In a press conference five days later, per TIME, Obama had this to say about Trump: "I think he's going to try as best he can to make sure that he delivers not only to the people who voted for him, but for the people at large, and the good thing is that there are going to be elections coming up, so there's a built-in incentive for him to try to do that."

Despite any disappointment about the results of the 2016 election, Obama has always remained optimistic about the United States' future. "I think that nothing is determined, but that the number of people who have a strong belief in a fair, just, equal, inclusive America is the majority and is growing," he told Rolling Stone in an interview conducted that same day. "History doesn't travel in a straight line. And it zigs and it zags and sometimes you take two steps forward and then you take a step back."
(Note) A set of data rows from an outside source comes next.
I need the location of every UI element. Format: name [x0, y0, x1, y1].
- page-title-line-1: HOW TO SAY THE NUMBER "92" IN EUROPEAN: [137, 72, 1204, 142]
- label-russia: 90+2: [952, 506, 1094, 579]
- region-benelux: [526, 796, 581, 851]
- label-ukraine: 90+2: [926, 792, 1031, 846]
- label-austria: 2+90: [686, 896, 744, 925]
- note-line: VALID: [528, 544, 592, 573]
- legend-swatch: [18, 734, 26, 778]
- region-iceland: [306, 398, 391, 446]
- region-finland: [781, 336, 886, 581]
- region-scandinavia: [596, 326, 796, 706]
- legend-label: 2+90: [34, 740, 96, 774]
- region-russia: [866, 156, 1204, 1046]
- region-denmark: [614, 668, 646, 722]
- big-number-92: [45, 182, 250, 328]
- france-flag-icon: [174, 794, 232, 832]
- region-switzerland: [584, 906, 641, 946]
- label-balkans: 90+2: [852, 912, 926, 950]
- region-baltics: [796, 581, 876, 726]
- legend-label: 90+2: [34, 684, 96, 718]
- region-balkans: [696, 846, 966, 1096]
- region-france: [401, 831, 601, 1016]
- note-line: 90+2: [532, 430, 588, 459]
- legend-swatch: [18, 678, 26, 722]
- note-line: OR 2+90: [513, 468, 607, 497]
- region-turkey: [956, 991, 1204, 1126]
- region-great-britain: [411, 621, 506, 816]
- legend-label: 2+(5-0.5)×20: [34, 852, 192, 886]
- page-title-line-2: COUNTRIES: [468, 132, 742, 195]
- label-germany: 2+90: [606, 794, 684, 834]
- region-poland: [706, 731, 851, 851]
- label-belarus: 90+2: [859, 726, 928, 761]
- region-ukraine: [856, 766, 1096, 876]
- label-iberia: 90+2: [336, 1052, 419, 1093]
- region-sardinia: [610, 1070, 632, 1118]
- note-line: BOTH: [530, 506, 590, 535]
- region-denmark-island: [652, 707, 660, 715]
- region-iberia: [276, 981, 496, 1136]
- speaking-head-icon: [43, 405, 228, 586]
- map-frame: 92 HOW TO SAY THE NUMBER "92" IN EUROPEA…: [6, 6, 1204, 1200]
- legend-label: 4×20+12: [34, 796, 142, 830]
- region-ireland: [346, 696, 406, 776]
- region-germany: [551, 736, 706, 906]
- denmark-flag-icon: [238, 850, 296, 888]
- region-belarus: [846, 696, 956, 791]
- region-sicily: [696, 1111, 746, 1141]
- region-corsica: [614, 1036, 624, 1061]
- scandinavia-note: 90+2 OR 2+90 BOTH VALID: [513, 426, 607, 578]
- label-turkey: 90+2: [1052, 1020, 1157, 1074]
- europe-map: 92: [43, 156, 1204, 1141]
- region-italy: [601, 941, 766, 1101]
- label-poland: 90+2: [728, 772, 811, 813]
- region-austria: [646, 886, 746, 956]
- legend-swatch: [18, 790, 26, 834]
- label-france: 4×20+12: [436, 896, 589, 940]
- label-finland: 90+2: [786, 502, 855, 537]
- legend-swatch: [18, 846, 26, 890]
Obama told Prince Harry he has more time to spend with his family and more leeway to dictate his own schedule these days but his priorities remain similar to those from his days in the Oval Office.

"I still care about making sure that the United States and the world is a place where kids get a decent education," he said. "Where people who are willing to work hard are able to find a job that pays a living wage. That we're conserving the amazing resources of our planet so that future generations can enjoy the beauty of this place. Like we did … "A lot of the things that still motivate me, and move me, continue to this day."

The interview is the latest joint effort between Prince Harry and the Obamas. After Harry started the Invictus Games — an Olympics-style sporting event for wounded veterans — he and the Obamas traded good-natured trash talk, disparaging each other's teams. Earlier this year, Prince Harry and Michelle Obama visited teens (and quite possibly the next generation of world leaders) at a Chicago high school. And to tease this interview, Kensington Palace posted a Twitter video of Barack and Harry joking around with one another.

Speaking of jokes, Harry ended his interview with a lightning round of "serious questions," asking the former president, for example, if he prefers Aretha Franklin or Tina Turner — he chose Franklin — LeBron James or Michael Jordan — he chose Jordan, being a Chicago guy.

Now we know that he likes Titanic over The Bodyguard and Rachel from Friends over Monica. He also chose Suits over The Good Wife. ("Great," said Harry, the fiancé of a former Suits star. "Great answer.")

Obama also picked the White House over Buckingham Palace — reasoning that "Buckingham Palace looks like it would take a really long time to mow" — and White House's cinema over its bowling alley. ("We called it a movie theater," he told Harry, "but that's fine.")

We'll never know if POTUS No. 44 opts for boxers or briefs, though. "Sorry," Obama said. "We don't answer those questions."